É necessário, portanto, discutir a grande questão dos ecrãs e das redes sociais. Para tal, focar-nos-emos em três grandes aspectos:
- O perigo que os ecrãs representam para a nossa saúde física e mental;
- O perigo que representam para a nossa vida social;
- E, como consequência dos anteriores, os perigos que apresentam para a nossa vida espiritual.
Embora existam perigos graves e evidentes no uso dos ecrãs e da internet — como é o caso notório da pornografia — não é disso que aqui trataremos, por se tratar de um uso flagrantemente mau dessas tecnologias. O nosso foco será, antes, os problemas mais subtis e subversivos do uso prolongado destas ferramentas, que, sem parecerem maus à primeira vista, acabam por minar, a longo prazo, a vida espiritual de qualquer católico.
Neuroplasticidade
Antes de abordarmos os perigos anteriormente mencionados, é necessário compreender minimamente o funcionamento do nosso cérebro — e, em particular, o conceito de neuroplasticidade.
A neuroplasticidade é, em termos simples, a capacidade que o cérebro tem de criar novas conexões entre neurónios — as células responsáveis por processar e armazenar a informação recolhida pelos sentidos e trabalhada internamente.
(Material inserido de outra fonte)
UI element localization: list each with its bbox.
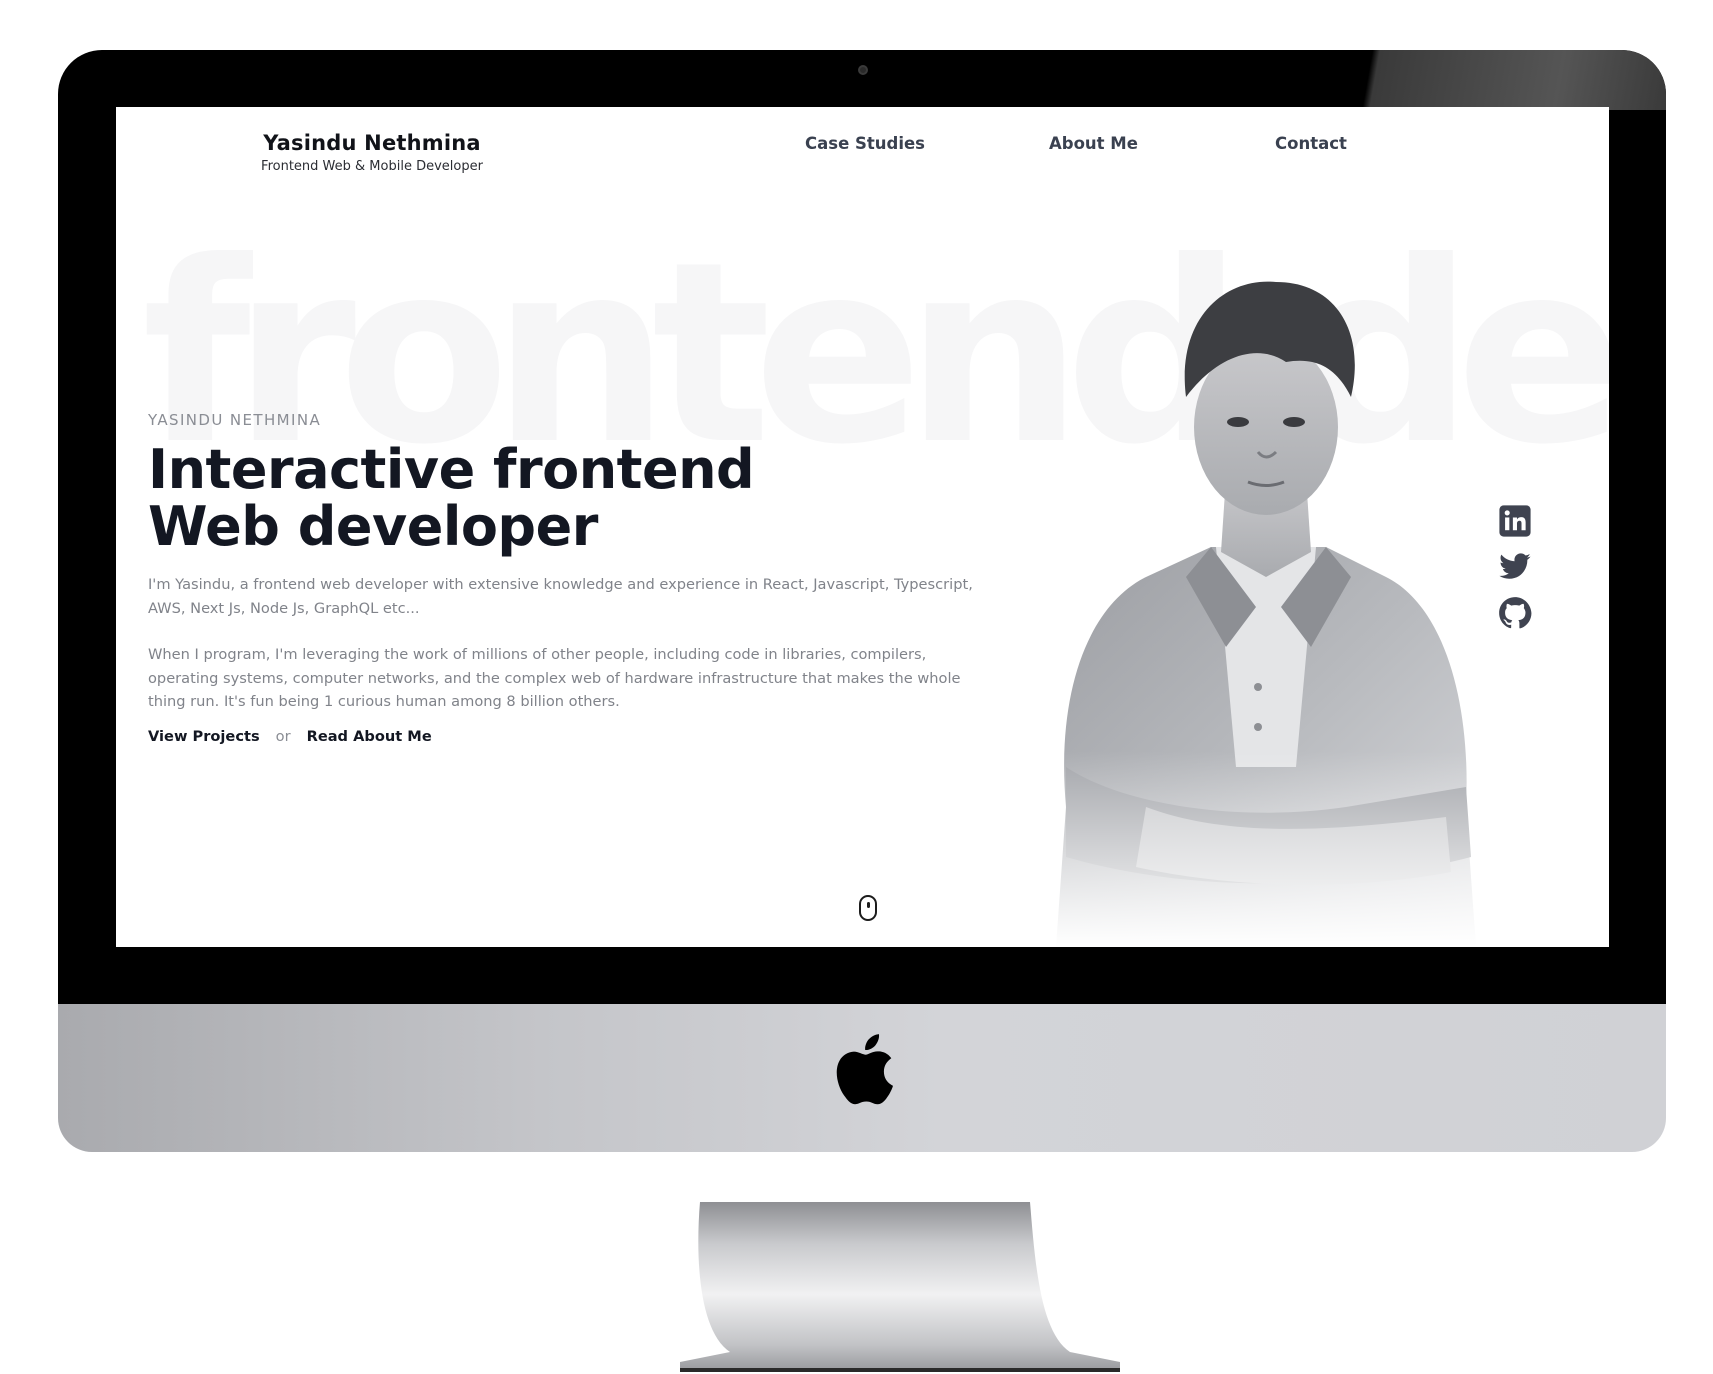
site-brand[interactable]: Yasindu Nethmina Frontend Web & Mobile D… [242,131,502,174]
nav-contact[interactable]: Contact [1275,134,1347,153]
monitor-bezel: frontend dev. Yasindu Nethmina Frontend … [58,50,1666,1004]
apple-logo-icon [836,1034,893,1105]
headline-line-2: Web developer [148,495,598,558]
hero-philosophy-paragraph: When I program, I'm leveraging the work … [148,646,961,710]
hero-eyebrow: YASINDU NETHMINA [148,411,322,429]
brand-tagline: Frontend Web & Mobile Developer [261,159,483,174]
webcam [858,65,868,75]
hero-cta-group: View Projects or Read About Me [148,728,988,745]
twitter-icon[interactable] [1498,550,1532,584]
github-icon[interactable] [1498,596,1532,630]
monitor-stand [680,1202,1120,1372]
scroll-down-indicator[interactable] [859,895,877,921]
headline-line-1: Interactive frontend [148,438,755,501]
brand-name: Yasindu Nethmina [263,131,481,155]
hero-section: YASINDU NETHMINA Interactive frontend We… [148,411,988,745]
cta-separator: or [275,728,291,746]
read-about-me-link[interactable]: Read About Me [307,728,432,745]
view-projects-link[interactable]: View Projects [148,728,260,745]
website-screen: frontend dev. Yasindu Nethmina Frontend … [116,107,1609,947]
hero-headline: Interactive frontend Web developer [148,441,988,555]
hero-intro-paragraph: I'm Yasindu, a frontend web developer wi… [148,576,973,617]
imac-device-frame: frontend dev. Yasindu Nethmina Frontend … [58,50,1666,1372]
nav-about-me[interactable]: About Me [1049,134,1138,153]
developer-portrait [1026,247,1506,947]
monitor-chin [58,1004,1666,1152]
linkedin-icon[interactable] [1498,504,1532,538]
bezel-glare [1306,50,1666,110]
nav-case-studies[interactable]: Case Studies [805,134,925,153]
social-links [1498,504,1538,642]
Quanto maior o número dessas conexões, menor o esforço necessário para aceder às memórias ou realizar tarefas cognitivas.
Podemos imaginar que, ao repetir uma acção vezes suficientes, mais cedo ou mais tarde seremos capazes de realizá-la quase automaticamente, “sem pensar” — ou, pelo menos, sem termos consciência de que estamos a pensar nela. Isso acontece porque a tarefa passou a ser fácil, exigindo menos esforço e energia do cérebro do que inicialmente.
Por exemplo: ao vermos uma criança a usar talheres pela primeira vez, notamos o esforço e a atenção que ela dedica a essa tarefa. No entanto, passadas algumas semanas ou meses, o uso dos talheres torna-se-lhe uma segunda natureza.
Ora, esta capacidade do cérebro pode ser usada para formar bons hábitos, desenvolver a inteligência e crescer em virtude — mas também pode, com muito maior facilidade, ser usada para gerar maus hábitos, atrofiar a inteligência e semear a leviandade e a tibieza no nosso ser.
Santo Agostinho e Santo Afonso Maria de Ligório já afirmavam que é mais fácil contrair maus hábitos do que bons. A neurologia e a psicologia modernas apenas confirmaram o que a experiência espiritual da Igreja tem ensinado ao longo de dois milénios.
Segundo os estudos mais recentes, o uso excessivo de ecrãs, redes sociais e internet — especialmente através do telemóvel — provoca atrofia cerebral, nomeadamente através da redução da matéria branca e cinzenta (responsáveis, em termos gerais, pela regulação emocional e intelectual da pessoa, e pela rapidez das conexões neurológicas).
Essa atrofia não se deve apenas ao subdesenvolvimento de certas áreas cerebrais, mas também à sobrecarga das conexões neurais. Em outras palavras, o uso contínuo do telemóvel — sobretudo de forma passiva — pode danificar de forma grave, e muitas vezes irreversível, a estrutura do nosso cérebro.
E é aqui que entra a nossa responsabilidade como católicos. O cérebro é uma das ferramentas mais preciosas que Deus concedeu à pessoa humana — para que, usando-a bem, pudéssemos conhecê-Lo melhor, compreender a Sua Vida, os Seus Ensinamentos, e, a partir desse conhecimento, refletir, rezar e amar.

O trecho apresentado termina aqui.